Le CCL ukrainien documente depuis 2014 les crimes et les persécutions politiques en Crimée, une action qui se poursuit avec la guerre en Ukraine.
Nous devons briser ce cercle d’impunité et mettre en place un tribunal international.
"J’ai interviewé des centaines de personnes qui ont survécu à la captivité russe. Elles m’ont raconté comment elles avaient été frappées, violées, comment leurs doigts ont été coupés, leurs ongles ont été retournés, leurs genoux percés et d’autres histoires atroces", détaille sa présidente Oleksandra Matviichuk mardi dans l'émission Tout un monde.
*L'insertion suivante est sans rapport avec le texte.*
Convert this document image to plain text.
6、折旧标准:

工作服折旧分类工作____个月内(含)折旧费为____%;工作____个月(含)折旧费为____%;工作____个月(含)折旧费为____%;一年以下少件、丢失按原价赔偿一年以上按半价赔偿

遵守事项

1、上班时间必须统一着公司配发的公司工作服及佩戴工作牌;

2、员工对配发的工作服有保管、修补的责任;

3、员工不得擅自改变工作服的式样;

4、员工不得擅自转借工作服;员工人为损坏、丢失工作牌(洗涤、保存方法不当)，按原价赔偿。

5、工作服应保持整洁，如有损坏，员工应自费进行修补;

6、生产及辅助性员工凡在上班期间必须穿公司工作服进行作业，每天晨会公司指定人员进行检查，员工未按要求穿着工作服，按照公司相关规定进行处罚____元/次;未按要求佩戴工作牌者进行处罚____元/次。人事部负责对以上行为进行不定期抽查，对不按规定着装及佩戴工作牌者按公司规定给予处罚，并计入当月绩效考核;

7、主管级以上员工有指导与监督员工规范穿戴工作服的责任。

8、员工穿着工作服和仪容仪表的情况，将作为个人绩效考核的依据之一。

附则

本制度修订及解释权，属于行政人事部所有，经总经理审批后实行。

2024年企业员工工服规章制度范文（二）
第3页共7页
"Et nous n’avons pas été écoutés", déplore-t-elle. "Ces pratiques horribles continuent." Mais "ce prix Nobel permet à notre voix d’avoir plus de poids (…) pour stopper ces atrocités commises par des Russes", souligne l'Ukrainienne. "Nous devons briser ce cercle d’impunité, nous devons mettre en place un tribunal international et Poutine, Loukachenko et les autres criminels de guerre doivent rendre des comptes."
Les prémices de l'invasion russe
En Russie, l'ONG Memorial, plus ancienne organisation de défense des droits humains du pays, a été interdite à fin 2021.
Une partie de ses militants vit désormais en exil. C'est le cas de la juriste Natalia Morozova, qui explique à quel point les attaques de Vladimir Poutine contre Memorial, qui se sont renforcées à l'automne 2021, étaient les prémices de la guerre en Ukraine.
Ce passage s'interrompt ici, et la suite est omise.